Echo Sparks: Ghost Town Girl
Echo Sparks
Ghost Town Girl
(self-released)
Echo Sparks’ debut album, Ghost Town Girl, is quite the concoction. The Orange County, CA trio is CC Kinnick singing and playing guitars, DA Valdez singing as well as playing guitars, banjo, drums and Cindy Ballreich on upright bass and mandolin.
Opening with a tight rockabilly ditty (great harmony vocals here right from the outset), we get flangy guitars, swirling organ and a loose snare on “Broken Arrow.” This is a sweet moving first tune.

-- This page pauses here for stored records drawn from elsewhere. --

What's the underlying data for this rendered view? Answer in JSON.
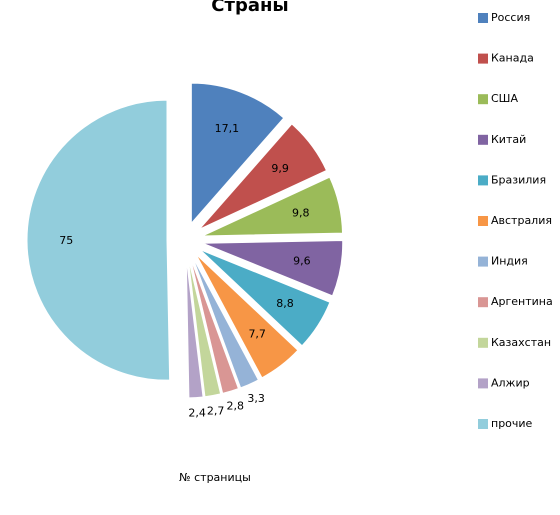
{
  "chart_data": {
    "type": "pie",
    "title": "Страны",
    "xlabel": "№ страницы",
    "categories": [
      "Россия",
      "Канада",
      "США",
      "Китай",
      "Бразилия",
      "Австралия",
      "Индия",
      "Аргентина",
      "Казахстан",
      "Алжир",
      "прочие"
    ],
    "values": [
      17.1,
      9.9,
      9.8,
      9.6,
      8.8,
      7.7,
      3.3,
      2.8,
      2.7,
      2.4,
      75
    ],
    "value_labels": [
      "17,1",
      "9,9",
      "9,8",
      "9,6",
      "8,8",
      "7,7",
      "3,3",
      "2,8",
      "2,7",
      "2,4",
      "75"
    ],
    "colors": [
      "#4F81BD",
      "#C0504D",
      "#9BBB59",
      "#8064A2",
      "#4BACC6",
      "#F79646",
      "#95B3D7",
      "#D99694",
      "#C3D69B",
      "#B3A2C7",
      "#92CDDC"
    ],
    "legend": "right"
  }
}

“End Of the Line” slowly builds from its lilting female vocals/acoustic guitar opening to “plumping” Ballreich bass and again those harmony vocals. These duet vocals move the mid-tempo “Mexican Moon” where we finally get to some of the heart of the music this band is about. There is such a rich tapestry of trad harmonies, folk/rockabilly mix-up and the Mexican backing behind the trio here you can’t help but be taken away. A song like this is the high-water mark of the Echo Spark production, with the vocals and instruments even at an edge of crescendo at the end.

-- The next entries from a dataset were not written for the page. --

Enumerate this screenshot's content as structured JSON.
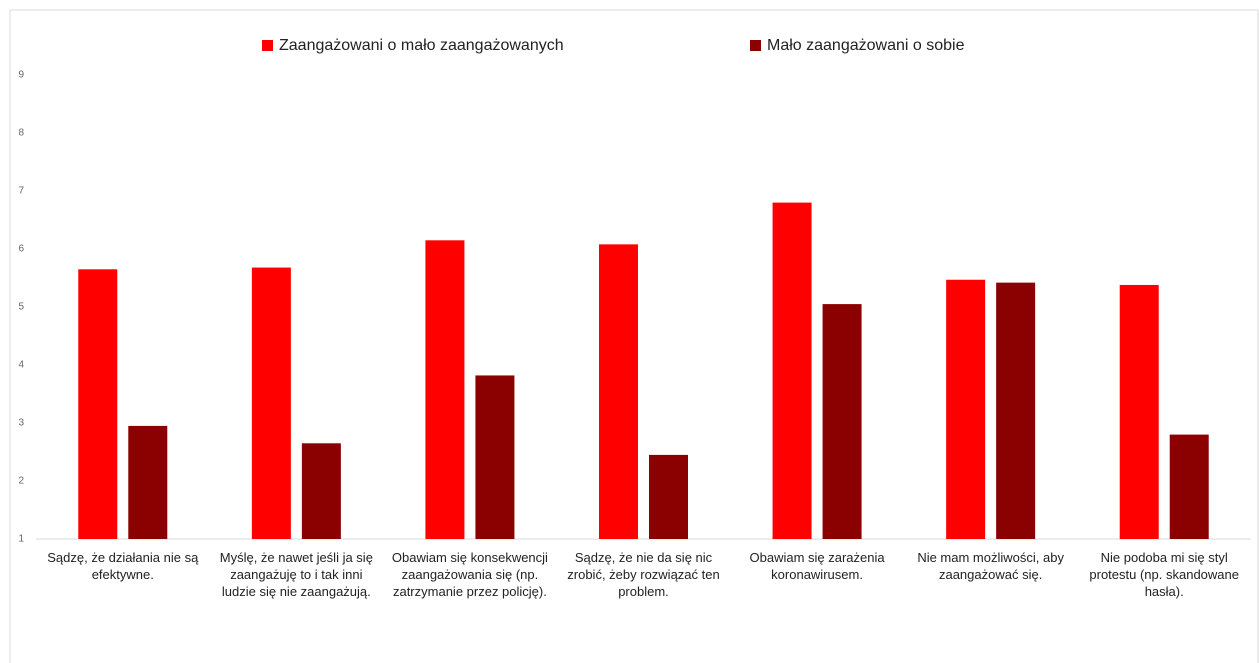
{
  "chart_data": {
    "type": "bar",
    "categories": [
      "Sądzę, że działania nie są efektywne.",
      "Myślę, że nawet jeśli ja się zaangażuję to i tak inni ludzie się nie zaangażują.",
      "Obawiam się konsekwencji zaangażowania się (np. zatrzymanie przez policję).",
      "Sądzę, że nie da się nic zrobić, żeby rozwiązać ten problem.",
      "Obawiam się zarażenia koronawirusem.",
      "Nie mam możliwości, aby zaangażować się.",
      "Nie podoba mi się styl protestu (np. skandowane hasła)."
    ],
    "series": [
      {
        "name": "Zaangażowani o mało zaangażowanych",
        "color": "#ff0000",
        "values": [
          5.65,
          5.68,
          6.15,
          6.08,
          6.8,
          5.47,
          5.38
        ]
      },
      {
        "name": "Mało zaangażowani o sobie",
        "color": "#8b0000",
        "values": [
          2.95,
          2.65,
          3.82,
          2.45,
          5.05,
          5.42,
          2.8
        ]
      }
    ],
    "ylim": [
      1,
      9
    ],
    "yticks": [
      1,
      2,
      3,
      4,
      5,
      6,
      7,
      8,
      9
    ],
    "grid": false,
    "legend": "top"
  }
}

I love the acoustic guitar opening to the title track love lament, how the riff informs the tune under that plopping upright (there really is no other instrument that sounds quite like this) and again we get those spot-on vocals and a real upfront use of the banjo and mandolin. We get biting watch-out-for-that-woman “Torch Song” with some nicely played electric guitar leading and mover “I Think It’s You” ends.
Echo Sparks gives us a rich, well-played, well-sung brew of ten songs on Ghost Town Girl.